As well, the atmospheric phenomenon known as El Niña could also play a role, he said.

With an El Niña period just coming to an end, sea surface temperatures across the eastern part of the central Pacific Ocean have been cooled, which can contribute to the creation of more tropical storms over the Atlantic.

American meteorologists are expecting between three and five major hurricanes to appear. The annual average is three. A major hurricane generates sustained winds at 177 km/h.

On another front, Robichaud said the process for naming storms has changed for 2021, mainly because there was confusion last year when the alphabetical list was exhausted and the Greek alphabet was used.
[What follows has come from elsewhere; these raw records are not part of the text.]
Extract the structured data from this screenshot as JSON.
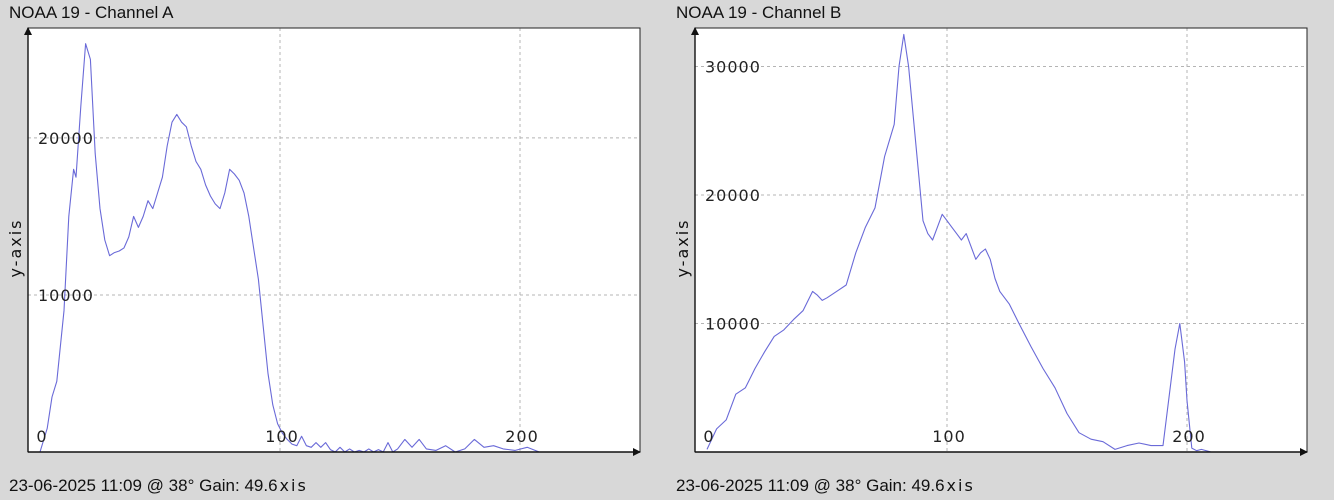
{
  "colors": {
    "background": "#d8d8d8",
    "plot_background": "#ffffff",
    "series": "#6a6ad8",
    "grid": "#b4b4b4"
  },
  "panels": [
    {
      "title": "NOAA 19 - Channel A",
      "ylabel": "y-axis",
      "footer": "23-06-2025 11:09 @ 38° Gain: 49.6",
      "footer_axis": "xis"
    },
    {
      "title": "NOAA 19 - Channel B",
      "ylabel": "y-axis",
      "footer": "23-06-2025 11:09 @ 38° Gain: 49.6",
      "footer_axis": "xis"
    }
  ],
  "chart_data": [
    {
      "type": "line",
      "title": "NOAA 19 - Channel A",
      "ylabel": "y-axis",
      "xlabel": "xis",
      "xlim": [
        -5,
        250
      ],
      "ylim": [
        0,
        27000
      ],
      "xticks": [
        0,
        100,
        200
      ],
      "yticks": [
        10000,
        20000
      ],
      "grid": true,
      "series": [
        {
          "x": [
            0,
            3,
            5,
            7,
            10,
            12,
            14,
            15,
            17,
            19,
            21,
            23,
            25,
            27,
            29,
            31,
            33,
            35,
            37,
            39,
            41,
            43,
            45,
            47,
            49,
            51,
            53,
            55,
            57,
            59,
            61,
            63,
            65,
            67,
            69,
            71,
            73,
            75,
            77,
            79,
            81,
            83,
            85,
            87,
            89,
            91,
            93,
            95,
            97,
            99,
            101,
            103,
            105,
            107,
            109,
            111,
            113,
            115,
            117,
            119,
            121,
            123,
            125,
            127,
            129,
            131,
            133,
            135,
            137,
            139,
            141,
            143,
            145,
            147,
            149,
            152,
            155,
            158,
            161,
            165,
            169,
            173,
            177,
            181,
            185,
            189,
            193,
            198,
            203,
            208,
            213
          ],
          "y": [
            0,
            1500,
            3500,
            4500,
            9000,
            15000,
            18000,
            17500,
            22000,
            26000,
            25000,
            19000,
            15500,
            13500,
            12500,
            12700,
            12800,
            13000,
            13700,
            15000,
            14300,
            15000,
            16000,
            15500,
            16500,
            17500,
            19500,
            21000,
            21500,
            21000,
            20700,
            19500,
            18500,
            18000,
            17000,
            16300,
            15800,
            15500,
            16500,
            18000,
            17700,
            17300,
            16500,
            15000,
            13000,
            11000,
            8000,
            5000,
            3000,
            1800,
            1200,
            800,
            500,
            400,
            1000,
            400,
            300,
            600,
            300,
            600,
            150,
            0,
            300,
            0,
            200,
            0,
            100,
            0,
            200,
            0,
            150,
            0,
            600,
            0,
            200,
            800,
            300,
            800,
            200,
            100,
            400,
            0,
            200,
            800,
            300,
            400,
            200,
            100,
            300,
            0,
            0
          ]
        }
      ]
    },
    {
      "type": "line",
      "title": "NOAA 19 - Channel B",
      "ylabel": "y-axis",
      "xlabel": "xis",
      "xlim": [
        -5,
        250
      ],
      "ylim": [
        0,
        33000
      ],
      "xticks": [
        0,
        100,
        200
      ],
      "yticks": [
        10000,
        20000,
        30000
      ],
      "grid": true,
      "series": [
        {
          "x": [
            0,
            4,
            8,
            12,
            16,
            20,
            24,
            28,
            32,
            36,
            40,
            44,
            46,
            48,
            50,
            54,
            58,
            62,
            66,
            70,
            74,
            78,
            80,
            82,
            84,
            86,
            88,
            90,
            92,
            94,
            96,
            98,
            100,
            102,
            104,
            106,
            108,
            110,
            112,
            114,
            116,
            118,
            120,
            122,
            124,
            126,
            130,
            135,
            140,
            145,
            150,
            155,
            160,
            165,
            170,
            175,
            180,
            185,
            190,
            195,
            197,
            199,
            200,
            202,
            204,
            206,
            210
          ],
          "y": [
            200,
            1800,
            2500,
            4500,
            5000,
            6500,
            7800,
            9000,
            9500,
            10300,
            11000,
            12500,
            12200,
            11800,
            12000,
            12500,
            13000,
            15500,
            17500,
            19000,
            23000,
            25500,
            30000,
            32500,
            30000,
            26000,
            22000,
            18000,
            17000,
            16500,
            17500,
            18500,
            18000,
            17500,
            17000,
            16500,
            17000,
            16000,
            15000,
            15500,
            15800,
            15000,
            13500,
            12500,
            12000,
            11500,
            10000,
            8200,
            6500,
            5000,
            3000,
            1500,
            1000,
            800,
            200,
            500,
            700,
            500,
            500,
            8000,
            10000,
            7000,
            4000,
            300,
            100,
            200,
            0
          ]
        }
      ]
    }
  ]
}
Some of the similar-sounding Greek names — like Zeta and Eta — made it difficult for people to distinguish between storms. As a result, the World Meteorological Organization drafted a permanent list of 21 supplemental names. The new list is similar to the annual list in that it uses a mix of male and female names drawn from English, French and Spanish origins.

Last year, eight named storms entered the Canadian zone, but only four of them warranted bulletins from the centre, based in Dartmouth, N.S. Isaias brought heavy rainfall and power outages to southeastern Quebec in August.

And on Sept. 23, 2020, post tropical storm Teddy roared ashore in eastern Nova Scotia and then trudged across southern Cape Breton. Its winds of 100 km/h caused widespread power outages — but not much damage.

The 2019 season was also active, producing 18 named storms and three major hurricanes, including Dorian. That storm left a swath of devastation and death across the Bahamas — killing at least 70 people — before roaring over the Maritimes on Sept. 7-8.

Its hurricane-force winds knocked out electricity in all three provinces, leaving more than 500,000 homes and businesses in the dark for up to a week while causing an estimated $140 million in damage — two-thirds of which was reported in Nova Scotia.